Anything goes with fried rice – throw in prawns, ham, chorizo, chicken or char sui pork. Same goes for veg – so long as you keep it to very small chunks that cook quickly. To get an authentic takeaway taste, I would say the sesame oil and Chinese 5 spice powder are a must. I’ve tried it without both and it’s just not as nice. It’s also essential to use cooled rice so it doesn’t go gloopy. If you don’t have any pre-cooked stuff to hand, those packets of micro-rice (Uncle Bens, Sharwoods etc) you can buy from the supermarket work just fine.

Ingredients

400g cold pre-cooked white rice

150g cooked prawns

50g parma ham, shredded

1 large onion, finely diced

100g frozen peas

2 spring onions, chopped

2 eggs, scrambled

1 handful coriander, chopped

2 cloves garlic, minced

1tsp dried chilli flakes

1tbsp sesame oil

2tsps Chinese 5 spice powder

1tbsp olive oil

2tbsps soy sauce

Method

Get yourself a really big frying pan or wok and heat your olive oil. Now pay attention, this bit is going to fly by….Add in your onions, 5 spice, chilli flakes, prawns and parma ham. Stir like crazy for two minutes. Next add in your garlic and frozen peas, again stir it up.

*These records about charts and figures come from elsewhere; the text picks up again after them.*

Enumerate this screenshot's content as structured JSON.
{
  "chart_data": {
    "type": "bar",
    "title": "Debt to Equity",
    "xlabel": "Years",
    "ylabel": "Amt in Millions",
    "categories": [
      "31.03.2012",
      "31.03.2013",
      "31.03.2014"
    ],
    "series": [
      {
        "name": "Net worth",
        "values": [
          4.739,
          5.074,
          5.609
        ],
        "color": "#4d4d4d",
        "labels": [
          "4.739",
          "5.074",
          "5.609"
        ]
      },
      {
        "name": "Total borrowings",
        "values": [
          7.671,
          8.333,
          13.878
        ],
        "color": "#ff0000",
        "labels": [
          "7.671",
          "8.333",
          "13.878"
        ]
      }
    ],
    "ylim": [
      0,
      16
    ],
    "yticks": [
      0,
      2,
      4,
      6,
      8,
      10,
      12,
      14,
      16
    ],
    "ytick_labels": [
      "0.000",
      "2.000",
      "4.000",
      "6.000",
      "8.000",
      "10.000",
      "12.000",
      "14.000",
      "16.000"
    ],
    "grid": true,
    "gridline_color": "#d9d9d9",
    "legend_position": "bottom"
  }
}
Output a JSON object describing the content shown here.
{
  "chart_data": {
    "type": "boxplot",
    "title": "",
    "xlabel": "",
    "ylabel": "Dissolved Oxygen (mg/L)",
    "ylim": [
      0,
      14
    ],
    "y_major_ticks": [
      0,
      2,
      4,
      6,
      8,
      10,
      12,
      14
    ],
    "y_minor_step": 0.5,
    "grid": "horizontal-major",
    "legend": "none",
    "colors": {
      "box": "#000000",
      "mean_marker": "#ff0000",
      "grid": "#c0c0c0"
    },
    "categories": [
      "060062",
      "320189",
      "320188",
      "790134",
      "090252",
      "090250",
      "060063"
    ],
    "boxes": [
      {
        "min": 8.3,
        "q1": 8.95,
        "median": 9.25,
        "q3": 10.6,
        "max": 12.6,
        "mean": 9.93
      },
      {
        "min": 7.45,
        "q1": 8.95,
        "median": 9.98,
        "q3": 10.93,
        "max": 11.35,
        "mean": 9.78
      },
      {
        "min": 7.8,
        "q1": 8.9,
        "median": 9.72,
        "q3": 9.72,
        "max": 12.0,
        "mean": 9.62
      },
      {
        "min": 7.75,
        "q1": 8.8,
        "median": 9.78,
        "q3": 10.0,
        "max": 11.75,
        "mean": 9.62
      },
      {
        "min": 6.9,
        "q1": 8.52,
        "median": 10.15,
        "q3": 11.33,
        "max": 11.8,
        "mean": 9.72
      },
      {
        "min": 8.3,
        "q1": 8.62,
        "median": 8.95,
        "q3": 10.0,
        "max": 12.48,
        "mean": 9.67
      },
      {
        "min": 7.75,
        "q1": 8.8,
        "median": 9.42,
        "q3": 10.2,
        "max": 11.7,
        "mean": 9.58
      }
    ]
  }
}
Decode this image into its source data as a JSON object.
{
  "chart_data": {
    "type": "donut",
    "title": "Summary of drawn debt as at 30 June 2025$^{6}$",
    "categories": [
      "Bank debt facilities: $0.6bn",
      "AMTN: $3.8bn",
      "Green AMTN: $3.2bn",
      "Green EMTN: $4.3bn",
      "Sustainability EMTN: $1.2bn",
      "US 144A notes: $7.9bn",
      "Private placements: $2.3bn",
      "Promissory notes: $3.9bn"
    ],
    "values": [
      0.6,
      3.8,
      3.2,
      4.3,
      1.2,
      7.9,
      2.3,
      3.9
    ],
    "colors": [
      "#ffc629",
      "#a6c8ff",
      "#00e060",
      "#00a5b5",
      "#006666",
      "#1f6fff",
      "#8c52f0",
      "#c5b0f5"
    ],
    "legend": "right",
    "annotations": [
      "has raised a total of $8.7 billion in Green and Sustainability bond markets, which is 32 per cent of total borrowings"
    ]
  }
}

Add in your cold rice and mix it all together making sure nothing sticks. After another minute or so of stirring, you want to get the rice heated through, make a well in the centre of the rice with your spoon and crack in your two eggs. Use your mixing spoon to break up the yolks and keep giving it a gentle prod for a couple of minutes. You want your eggs to scramble which wont take long at all under the high heat. Once scrambled, mix them through your rice. To finish off your dish, add the sesame oil, soy sauce, spring onions and chopped coriander. Serve up with some extra coriander piled on top and an extra dash of soy sauce. See, told you it was easy peasy.